Enumérant les incohérences de ce vieux texte, Félix Azonsi exprime tout son désarroi de voir par exemple, traiter les zones humides de zones insalubres à assécher alors qu’elles doivent être traitées comme des zones de transit et d’épuration des eaux. Il conclut simplement que c’est tout le volet environnemental qui n’est pas pris en compte. De plus, il signale que l’ancien texte ignore la Gestion Intégrée des Ressources en Eau (GIRE), un concept auquel le Bénin a adhéré depuis 1998 et qui prône une gestion concertée, durable et efficace de l’eau. La GIRE constitue de ce fait un moyen adéquat permettant de concilier les besoins différents des usagers avec la disponibilité de la ressource partagée par tous pour assurer sa durabilité. Les principes de la GIRE sont d’une importance capitale et ne devraient échapper à aucun texte de loi sur l’eau, renchérit Armand Houanyé. D’ailleurs, "il souffre de l’absence de textes et décrets d’application nécessaires pour sa mise en œuvre", ajoute Grégoire Alé.
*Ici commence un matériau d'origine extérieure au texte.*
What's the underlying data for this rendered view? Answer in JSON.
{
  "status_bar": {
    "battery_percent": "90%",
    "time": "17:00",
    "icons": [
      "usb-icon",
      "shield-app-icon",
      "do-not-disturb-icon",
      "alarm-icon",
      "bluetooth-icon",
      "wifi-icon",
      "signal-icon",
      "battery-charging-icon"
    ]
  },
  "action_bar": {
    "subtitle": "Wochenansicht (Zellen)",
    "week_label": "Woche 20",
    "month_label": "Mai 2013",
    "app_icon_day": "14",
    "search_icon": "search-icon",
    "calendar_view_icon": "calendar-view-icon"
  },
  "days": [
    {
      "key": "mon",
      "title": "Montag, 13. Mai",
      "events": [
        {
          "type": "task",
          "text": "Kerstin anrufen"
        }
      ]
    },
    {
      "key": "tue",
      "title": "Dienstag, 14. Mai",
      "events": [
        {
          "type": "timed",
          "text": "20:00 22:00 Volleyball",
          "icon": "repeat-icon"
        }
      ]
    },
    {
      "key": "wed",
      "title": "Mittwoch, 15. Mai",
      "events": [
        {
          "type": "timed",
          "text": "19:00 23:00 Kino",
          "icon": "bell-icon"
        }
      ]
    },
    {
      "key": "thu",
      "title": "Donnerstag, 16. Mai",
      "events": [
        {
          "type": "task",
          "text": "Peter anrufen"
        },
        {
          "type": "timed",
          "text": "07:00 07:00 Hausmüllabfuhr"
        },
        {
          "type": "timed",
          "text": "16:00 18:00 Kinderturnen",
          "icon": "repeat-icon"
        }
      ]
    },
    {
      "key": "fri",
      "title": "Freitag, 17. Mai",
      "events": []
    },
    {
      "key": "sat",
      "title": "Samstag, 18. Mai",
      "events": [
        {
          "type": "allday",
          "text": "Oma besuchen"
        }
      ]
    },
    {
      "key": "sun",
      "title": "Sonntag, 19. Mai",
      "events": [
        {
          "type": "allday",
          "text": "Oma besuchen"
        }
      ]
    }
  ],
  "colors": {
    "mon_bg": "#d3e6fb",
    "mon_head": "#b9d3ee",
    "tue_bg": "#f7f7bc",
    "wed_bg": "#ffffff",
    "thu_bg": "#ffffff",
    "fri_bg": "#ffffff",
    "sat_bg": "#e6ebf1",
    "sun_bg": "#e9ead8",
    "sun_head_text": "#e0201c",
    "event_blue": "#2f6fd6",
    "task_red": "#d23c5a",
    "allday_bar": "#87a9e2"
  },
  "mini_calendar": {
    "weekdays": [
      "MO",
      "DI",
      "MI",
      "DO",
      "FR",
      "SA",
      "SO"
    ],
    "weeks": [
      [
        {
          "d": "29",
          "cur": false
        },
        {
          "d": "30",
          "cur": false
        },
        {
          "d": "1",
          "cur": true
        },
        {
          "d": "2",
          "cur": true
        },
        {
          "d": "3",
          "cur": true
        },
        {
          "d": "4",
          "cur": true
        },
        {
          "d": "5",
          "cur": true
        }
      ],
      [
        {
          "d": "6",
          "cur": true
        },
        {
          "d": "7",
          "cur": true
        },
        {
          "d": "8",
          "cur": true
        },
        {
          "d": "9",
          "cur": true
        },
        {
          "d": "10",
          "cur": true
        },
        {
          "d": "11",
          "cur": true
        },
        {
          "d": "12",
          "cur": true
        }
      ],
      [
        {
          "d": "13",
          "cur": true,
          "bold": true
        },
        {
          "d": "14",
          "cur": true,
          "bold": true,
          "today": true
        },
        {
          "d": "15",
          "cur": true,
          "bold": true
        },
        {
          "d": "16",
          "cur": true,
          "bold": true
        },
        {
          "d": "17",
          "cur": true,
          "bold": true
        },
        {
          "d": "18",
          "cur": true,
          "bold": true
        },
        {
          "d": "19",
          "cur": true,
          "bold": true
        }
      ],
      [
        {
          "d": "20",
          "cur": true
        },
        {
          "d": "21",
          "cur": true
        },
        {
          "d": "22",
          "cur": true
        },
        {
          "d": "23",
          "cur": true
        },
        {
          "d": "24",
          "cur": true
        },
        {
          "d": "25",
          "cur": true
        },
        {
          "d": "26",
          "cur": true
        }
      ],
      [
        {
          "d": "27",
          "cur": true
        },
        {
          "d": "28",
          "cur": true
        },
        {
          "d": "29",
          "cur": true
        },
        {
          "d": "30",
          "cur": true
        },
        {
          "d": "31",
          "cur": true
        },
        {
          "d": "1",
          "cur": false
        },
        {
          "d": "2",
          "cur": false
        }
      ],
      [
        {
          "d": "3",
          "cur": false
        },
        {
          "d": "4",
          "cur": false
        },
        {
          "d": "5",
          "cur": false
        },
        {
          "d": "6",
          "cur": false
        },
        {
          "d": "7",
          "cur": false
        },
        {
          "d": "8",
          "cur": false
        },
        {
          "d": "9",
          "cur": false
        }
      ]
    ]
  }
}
Mais fort heureusement, l’avant-projet de loi portant code de l’eau est déjà portée à l’Assemblée Nationale et pourra bientôt combler les insuffisances du code de 1987.
Les grandes innovations de l’avant-projet de loi
Bien que le document soit encore en étude, les acteurs de l’eau peuvent se féliciter des propositions d’innovations contenues dans l’avant-projet de loi. Il prévoit entre autres la gestion de l’eau par bassin. Félix Azonsi se laisse impressionner par un tel choix. Car, selon lui, "On ne peut pas gérer l’eau hors de son bassin hydrographique". Le bassin hydrographique étant un espace dans lequel toutes les eaux qui tombent ruissellent vers un même point qu’on appelle exutoire. Il ajoute que "si on ne gère pas l’eau dans toute son entièreté, on ne peut pas avoir ce qu’on veut". Outre la gestion par bassin, l’avant-projet de loi prévoit aussi la gestion par aquifère, l’aquifère étant un ensemble de roches ayant des capacités à contenir et à céder l’eau lorsqu’on en a besoin. Dans cette version de l’avant-projet de loi, une place de choix est accordée à la GIRE. Armand HOUANYE, Coordonnateur du PNE dont la structure soutient l’initiative d’élaboration du nouveau code conduite par le gouvernement, précise qu’en plus des principes de la GIRE contenus dans le nouveau texte en étude, un principe de subsidiarité y a été inséré et recommande la gestion de la ressource eau au plus bas niveau approprié avec l’implication de toutes les parties. Plus encore, le Directeur de l’Information sur l’Eau constate qu’avec les nouvelles propositions, "l’eau pourra financer l’eau". Car explique-t-il, en dehors des usages domestiques, les exploitants industriels devront payer des taxes pour assurer la survie de la ressource. Car à l’heure actuelle, ce sont les partenaires qui aident l’Etat à financer l’eau. Et en ce sens, il est à envisager selon lui des études pour bien orienter tous les exploitants potentiels qui choisissent d’exploiter la ressource au niveau des communes appelées à jouer un grand rôle dans le nouveau dispositif juridique en cours d’étude.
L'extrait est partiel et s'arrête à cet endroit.